Loretta's Nursing Home

That’s what my wife said one morning, as I tarried in an easy chair.  However, I still wash the dishes, make the bed, set the thermostat, winterize the patio, bring in the groceries, put out the garbage, and write this blog.  As you can see, I’m still able by the grace of the Creator.  My appendages have aged well, have evolved to my pride.

Yes, I did having a skiing accident some years ago, but it healed to my satisfaction.  I just have to watch out, but then, we all have to do that.  I can still appreciate a sunny day, a cataract operation, a good meal such as Loretta offers.  And yes, I do pray.  I wouldn’t have made it this far without that.

Snow Drops

That’s the name of the flower that just began to bloom outside my front door. It is the first sign of spring, and it’s a delicate white petal on a four-inch green stem, so tentative a venture to emerge in the middle of winter. It’ll survive inches of snow, and when the crocuses finally come in March, it will have finished its statement of courage.

Like the virtue of Hope, it is the product of human cultivation, and its tiny bulbs must have originated in Holland where other spring bulbs start their way to market. As I look at the three of them in the shadow of a bush, an azalea in this case, it will have done its job of lifting my spirits ‘ere the azalea is in splendor.

There are many hopes for the spring that already bloom in my heart, and when the robins return (they still do) I, too, will burst into a hymn or a song.

The Rosary

It is the stealth prayer of this century.  Promoted by St. Dominic in the Sixteenth Century, its history dates back via 1232 to earliest Christianity, when the Desert Fathers kept track of their prayers with knotted ropes.  Devout Anglicans and Lutherans have their own versions, but Catholics recite a sophisticated form that can be used by everyone from children to intellectuals.  The meditative version makes use of a method taught even through Eastern meditation, with a mantra (the Hail Mary) that does better service than the Eastern “Ohmm.”
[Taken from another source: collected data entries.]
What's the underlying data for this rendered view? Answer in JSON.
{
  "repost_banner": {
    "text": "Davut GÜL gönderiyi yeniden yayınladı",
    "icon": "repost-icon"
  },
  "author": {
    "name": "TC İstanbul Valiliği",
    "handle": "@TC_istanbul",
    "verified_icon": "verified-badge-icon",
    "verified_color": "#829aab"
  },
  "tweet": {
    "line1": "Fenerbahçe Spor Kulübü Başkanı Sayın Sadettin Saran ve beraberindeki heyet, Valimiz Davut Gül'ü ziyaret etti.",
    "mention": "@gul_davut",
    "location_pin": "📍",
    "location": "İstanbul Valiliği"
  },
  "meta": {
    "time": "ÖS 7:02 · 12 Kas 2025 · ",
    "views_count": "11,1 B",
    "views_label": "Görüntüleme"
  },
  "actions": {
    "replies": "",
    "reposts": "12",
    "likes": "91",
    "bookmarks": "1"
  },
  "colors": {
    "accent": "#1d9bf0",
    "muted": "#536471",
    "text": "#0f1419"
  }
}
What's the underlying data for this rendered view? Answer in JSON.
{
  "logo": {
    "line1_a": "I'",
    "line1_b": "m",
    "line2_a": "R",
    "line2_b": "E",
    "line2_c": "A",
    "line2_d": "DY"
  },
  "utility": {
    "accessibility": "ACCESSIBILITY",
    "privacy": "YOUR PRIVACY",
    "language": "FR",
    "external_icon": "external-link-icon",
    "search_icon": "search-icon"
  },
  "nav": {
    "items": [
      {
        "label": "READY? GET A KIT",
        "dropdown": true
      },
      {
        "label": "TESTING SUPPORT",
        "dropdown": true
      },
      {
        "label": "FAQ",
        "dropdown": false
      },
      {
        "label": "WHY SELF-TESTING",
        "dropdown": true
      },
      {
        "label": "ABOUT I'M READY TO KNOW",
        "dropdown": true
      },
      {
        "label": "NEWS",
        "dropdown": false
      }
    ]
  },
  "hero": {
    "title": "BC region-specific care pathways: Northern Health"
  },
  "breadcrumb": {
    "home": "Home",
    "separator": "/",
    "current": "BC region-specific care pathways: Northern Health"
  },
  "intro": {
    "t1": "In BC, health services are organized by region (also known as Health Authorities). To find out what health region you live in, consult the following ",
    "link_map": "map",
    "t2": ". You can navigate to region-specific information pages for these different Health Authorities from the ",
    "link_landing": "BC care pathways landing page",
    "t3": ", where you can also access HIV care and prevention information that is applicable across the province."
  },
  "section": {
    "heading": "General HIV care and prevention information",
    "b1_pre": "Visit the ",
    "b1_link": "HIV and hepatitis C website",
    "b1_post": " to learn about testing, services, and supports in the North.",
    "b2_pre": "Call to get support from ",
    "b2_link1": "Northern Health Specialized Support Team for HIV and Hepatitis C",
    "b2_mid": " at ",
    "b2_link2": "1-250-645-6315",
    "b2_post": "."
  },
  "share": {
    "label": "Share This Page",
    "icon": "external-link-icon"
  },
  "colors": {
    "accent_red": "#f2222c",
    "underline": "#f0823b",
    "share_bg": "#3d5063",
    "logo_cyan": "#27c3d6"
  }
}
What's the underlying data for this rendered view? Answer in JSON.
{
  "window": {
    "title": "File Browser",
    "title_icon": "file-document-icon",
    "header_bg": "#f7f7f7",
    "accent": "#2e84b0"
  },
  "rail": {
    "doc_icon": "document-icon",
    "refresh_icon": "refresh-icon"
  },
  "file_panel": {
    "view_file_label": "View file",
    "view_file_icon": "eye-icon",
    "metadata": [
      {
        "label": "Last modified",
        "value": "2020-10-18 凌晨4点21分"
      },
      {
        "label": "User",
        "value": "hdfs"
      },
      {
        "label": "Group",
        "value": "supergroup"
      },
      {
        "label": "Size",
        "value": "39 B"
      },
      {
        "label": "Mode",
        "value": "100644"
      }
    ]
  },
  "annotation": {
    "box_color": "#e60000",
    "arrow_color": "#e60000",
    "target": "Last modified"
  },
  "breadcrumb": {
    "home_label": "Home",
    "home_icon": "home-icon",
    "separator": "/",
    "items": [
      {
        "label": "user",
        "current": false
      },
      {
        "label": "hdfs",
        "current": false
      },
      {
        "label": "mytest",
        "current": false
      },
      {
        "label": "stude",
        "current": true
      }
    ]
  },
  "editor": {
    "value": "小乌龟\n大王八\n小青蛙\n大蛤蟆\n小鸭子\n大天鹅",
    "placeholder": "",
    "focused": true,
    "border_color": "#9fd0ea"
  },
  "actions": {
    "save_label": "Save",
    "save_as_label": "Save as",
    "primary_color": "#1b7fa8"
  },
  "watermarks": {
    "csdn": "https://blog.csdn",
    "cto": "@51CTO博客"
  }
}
The apparitions of Christ’s Mother, approved by the Church, all make mention of the rosary, and Catholics tend to use it as a personal form of prayer.  It can be recited on the ten fingers when you want to keep your prayer secret (which is often) and its ambidextrous or double mental preoccupation (keeping the mind occupied with recitation of a prayer and meditation) is to me a way of staving off Alzheimer’s.  That may be a personal thought.

When I complete a rosary I feel I have really communicated with God, with the ethereal, and done what Jesus recommended, prayed.  So far, my friends show they enjoy good fortune, and hey, what else to pray for?